Я немного удивился его виду: на нем было приличное рыжее пальто, настоящее ватное пальто с бархатным воротником; впалые щеки, поросшие щетиной, как бы округлились; серые добродушные неглупые глаза смотрели спокойнее.

-- Как какой? Православный.

Он долго чесал нос указательным пальцем левой руки и наконец проговорил:

-- Я разочаровался в православии. Отец Павел, конечно, очень хороший человек, но слишком торопил события. Разве я могу принять новую веру без того, чтобы окончательно в нее не повериться. Что? Не говорят -- повериться? Он хотел окрестить меня в конце октября. Это слишком малый срок для религиозного чистилища. Что? Нет? Мюллер со мной вполне согласился.

-- Какой Мюллер?

-- Пастор Мюллер. Прекрасный человек, только немного глухой.

-- Какое же отношение вы имеете к Мюллеру?

-- Это мне нравится! -- ответил Иосиф Либович, напуская беззаботный тон, -- ведь я перехожу в лютеранство.

Крайне удивленный, я взглянул на него. Глаза Либовича с горькой насмешливостью смотрели на меня -- или, может быть, так только показалось. Долгую минуту мы стояли друг против друга и молчали.

-- Ну, вот, -- сказал с той же беззаботностью Либович, -- я, конечно, в этом профит, но лютеранская религия больше отвечает моей душе.

-- Профит? -- подивился я, но тотчас же сообразил: профан.

-- Пастор Мюллер просил меня обедать у него. Он человек одинокий, и для него это ничего не составляет. Таким образом, мы очень много беседуем о религии.

-- Вот как! -- сказал я, начиная что-то постигать.

Либович сделал вид, что не слышал моего восклицания; он продолжал:

-- Лютеранство отвергает иконы и не признает многих обрядов. Спрашивается: почему нет? Если имею Бога в душе, то...

-- А отец Павел не приглашал вас обедать?

Он заморгал маленькими обветренными глазами и преувеличенно-удивленно произнес:

-- При чем здесь обедать?

-- Но все-таки, -- настаивал я.

-- Отец Павел?.. Конечно, он тоже... Но у него семья.

-- Значит, вы у него редко обедали?

-- Большая семья. У него жена, четыре дочери и два сына. Но стакан чаю он всегда предлагал, и к чаю тоже что-нибудь. Но я не поверился, потому что необходимо время...

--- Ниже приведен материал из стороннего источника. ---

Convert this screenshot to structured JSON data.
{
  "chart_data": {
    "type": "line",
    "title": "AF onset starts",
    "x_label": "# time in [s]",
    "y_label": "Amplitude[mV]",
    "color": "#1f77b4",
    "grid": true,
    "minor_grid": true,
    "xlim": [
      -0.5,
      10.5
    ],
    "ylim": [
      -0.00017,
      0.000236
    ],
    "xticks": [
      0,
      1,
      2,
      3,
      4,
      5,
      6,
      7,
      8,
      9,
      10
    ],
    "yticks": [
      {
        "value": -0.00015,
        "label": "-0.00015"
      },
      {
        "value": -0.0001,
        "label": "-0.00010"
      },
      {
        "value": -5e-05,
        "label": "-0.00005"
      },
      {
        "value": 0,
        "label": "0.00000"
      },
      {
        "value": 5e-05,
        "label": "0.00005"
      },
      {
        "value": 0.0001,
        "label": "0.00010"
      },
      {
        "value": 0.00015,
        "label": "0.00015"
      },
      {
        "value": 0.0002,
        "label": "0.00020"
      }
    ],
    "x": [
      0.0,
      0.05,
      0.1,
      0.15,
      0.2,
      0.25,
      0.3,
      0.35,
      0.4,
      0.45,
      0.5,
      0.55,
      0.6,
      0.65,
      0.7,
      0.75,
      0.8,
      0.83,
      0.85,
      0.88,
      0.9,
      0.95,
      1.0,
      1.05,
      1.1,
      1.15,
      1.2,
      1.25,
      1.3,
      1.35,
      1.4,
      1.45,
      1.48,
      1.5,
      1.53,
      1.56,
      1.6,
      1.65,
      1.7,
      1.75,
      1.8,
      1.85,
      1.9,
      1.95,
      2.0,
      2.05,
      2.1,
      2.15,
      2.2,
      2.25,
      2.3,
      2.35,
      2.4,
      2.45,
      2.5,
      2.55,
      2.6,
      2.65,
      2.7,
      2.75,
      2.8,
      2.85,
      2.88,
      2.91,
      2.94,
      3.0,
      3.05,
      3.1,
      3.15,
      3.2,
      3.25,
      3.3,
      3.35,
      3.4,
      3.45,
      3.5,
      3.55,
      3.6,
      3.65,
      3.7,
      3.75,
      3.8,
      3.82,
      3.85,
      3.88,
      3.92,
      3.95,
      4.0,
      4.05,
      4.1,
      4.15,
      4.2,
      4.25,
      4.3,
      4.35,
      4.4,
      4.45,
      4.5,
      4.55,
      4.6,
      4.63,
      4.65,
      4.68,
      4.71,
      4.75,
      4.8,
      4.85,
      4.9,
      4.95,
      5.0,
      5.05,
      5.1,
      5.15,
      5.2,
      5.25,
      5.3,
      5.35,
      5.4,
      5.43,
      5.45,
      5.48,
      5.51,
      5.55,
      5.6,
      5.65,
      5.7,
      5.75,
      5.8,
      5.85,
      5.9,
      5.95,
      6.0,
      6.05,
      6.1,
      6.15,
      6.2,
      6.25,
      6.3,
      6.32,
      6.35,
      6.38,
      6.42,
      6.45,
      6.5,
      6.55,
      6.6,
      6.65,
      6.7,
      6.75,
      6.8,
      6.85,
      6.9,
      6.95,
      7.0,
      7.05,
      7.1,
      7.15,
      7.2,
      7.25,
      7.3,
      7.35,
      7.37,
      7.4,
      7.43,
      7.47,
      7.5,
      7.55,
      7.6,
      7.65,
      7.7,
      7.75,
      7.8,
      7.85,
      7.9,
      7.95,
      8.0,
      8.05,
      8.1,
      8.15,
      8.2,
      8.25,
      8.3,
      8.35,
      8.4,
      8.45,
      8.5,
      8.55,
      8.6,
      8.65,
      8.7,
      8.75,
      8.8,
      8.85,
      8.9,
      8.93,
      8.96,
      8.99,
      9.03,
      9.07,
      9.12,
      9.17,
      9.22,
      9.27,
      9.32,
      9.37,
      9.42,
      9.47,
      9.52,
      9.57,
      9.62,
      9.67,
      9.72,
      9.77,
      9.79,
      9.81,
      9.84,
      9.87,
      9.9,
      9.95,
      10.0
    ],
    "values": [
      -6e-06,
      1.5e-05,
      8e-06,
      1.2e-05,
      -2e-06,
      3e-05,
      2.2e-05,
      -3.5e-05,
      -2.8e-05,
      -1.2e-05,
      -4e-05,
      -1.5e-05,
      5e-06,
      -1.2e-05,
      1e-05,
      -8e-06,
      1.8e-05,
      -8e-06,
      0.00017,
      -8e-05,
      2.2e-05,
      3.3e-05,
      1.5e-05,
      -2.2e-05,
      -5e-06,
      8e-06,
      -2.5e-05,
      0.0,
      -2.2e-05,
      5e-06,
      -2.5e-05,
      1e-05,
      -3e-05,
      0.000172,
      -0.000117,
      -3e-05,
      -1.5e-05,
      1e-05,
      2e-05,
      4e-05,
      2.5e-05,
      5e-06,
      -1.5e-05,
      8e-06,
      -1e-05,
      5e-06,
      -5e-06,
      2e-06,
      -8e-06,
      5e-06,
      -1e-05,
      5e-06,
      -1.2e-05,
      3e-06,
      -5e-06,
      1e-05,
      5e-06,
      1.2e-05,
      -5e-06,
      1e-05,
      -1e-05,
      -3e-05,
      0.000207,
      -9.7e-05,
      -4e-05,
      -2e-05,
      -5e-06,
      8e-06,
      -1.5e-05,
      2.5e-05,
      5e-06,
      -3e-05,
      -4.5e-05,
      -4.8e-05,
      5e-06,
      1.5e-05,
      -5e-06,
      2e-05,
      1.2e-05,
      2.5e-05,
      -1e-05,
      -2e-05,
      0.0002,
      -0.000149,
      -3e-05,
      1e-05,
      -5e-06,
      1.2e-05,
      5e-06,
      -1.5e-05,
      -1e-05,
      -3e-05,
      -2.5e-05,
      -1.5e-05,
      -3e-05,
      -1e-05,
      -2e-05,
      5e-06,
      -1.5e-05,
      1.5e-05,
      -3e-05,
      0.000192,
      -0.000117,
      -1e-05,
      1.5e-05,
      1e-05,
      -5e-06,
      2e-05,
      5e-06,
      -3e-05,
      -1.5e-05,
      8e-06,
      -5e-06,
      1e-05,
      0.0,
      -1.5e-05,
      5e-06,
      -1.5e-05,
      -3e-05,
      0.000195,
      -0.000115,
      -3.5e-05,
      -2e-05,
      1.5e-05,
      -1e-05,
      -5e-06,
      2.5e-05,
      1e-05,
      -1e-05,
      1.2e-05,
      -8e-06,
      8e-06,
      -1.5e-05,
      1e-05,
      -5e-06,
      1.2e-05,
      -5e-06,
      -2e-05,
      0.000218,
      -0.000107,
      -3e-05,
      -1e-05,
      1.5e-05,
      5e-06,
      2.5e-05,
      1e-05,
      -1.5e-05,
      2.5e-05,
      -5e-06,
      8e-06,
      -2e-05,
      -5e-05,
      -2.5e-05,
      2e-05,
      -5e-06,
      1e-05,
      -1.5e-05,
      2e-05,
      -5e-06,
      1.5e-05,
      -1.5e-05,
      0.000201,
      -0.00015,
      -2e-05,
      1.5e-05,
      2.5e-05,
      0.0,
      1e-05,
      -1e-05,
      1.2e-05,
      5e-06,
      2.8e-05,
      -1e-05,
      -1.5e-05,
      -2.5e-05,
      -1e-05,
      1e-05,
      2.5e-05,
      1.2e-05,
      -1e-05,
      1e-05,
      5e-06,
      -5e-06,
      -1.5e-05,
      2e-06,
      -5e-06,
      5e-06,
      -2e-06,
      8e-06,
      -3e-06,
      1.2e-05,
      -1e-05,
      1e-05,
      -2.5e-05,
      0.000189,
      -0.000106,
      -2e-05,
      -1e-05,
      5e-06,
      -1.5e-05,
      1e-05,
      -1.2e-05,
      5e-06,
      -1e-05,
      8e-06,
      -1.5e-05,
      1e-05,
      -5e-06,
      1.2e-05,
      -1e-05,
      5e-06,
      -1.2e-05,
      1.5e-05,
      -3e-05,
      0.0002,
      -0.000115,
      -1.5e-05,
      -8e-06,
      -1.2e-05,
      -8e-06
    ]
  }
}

-- Да, да, понимаю. Вы уже говорили. А пальто откуда?

Либович оглянулся, как будто я указывал на пальто, которое сзади него висит в воздухе.

-- Ваше, ваше пальто?

-- Вы материалист, -- ответил он, ничуть не сердясь. -- Как будто речь идет о пальто! Одним словом, я рассуждаю так: если я имею Бога в душе, то обряды...

-- Это пастор Мюллер дал вам пальто? -- перебил я.

-- С вами просто невозможно разговаривать на религиозные темы, -- с некоторой досадой ответил он, -- может быть, пастор Мюллер, может быть, нет. Что такое? Это же вполне естественно, что он принимает, так сказать, участие.

Либович ушел. С этих пор он избегал меня. Часто я издали видел его скромную фигуру в рыжем ватном пальто с пасторского плеча. Он спешил незаметно юркнуть мимо и, если было возможно, -- перейти на другую сторону. Он давно уже забросил все свои удивительные профессии и, видимо, чувствовал себя недурно на этом свете. По крайней мере, он явственно пополнел, носил свежее белье и бывал чисто выбрит. Зима, -- а она в этом году была суровая, -- давалась ему легко... Для бедного человека зима, что болезнь: один переносит ее легко, другой трудно. А иной совсем не переносит -- мир его праху, о неведомый бедняк!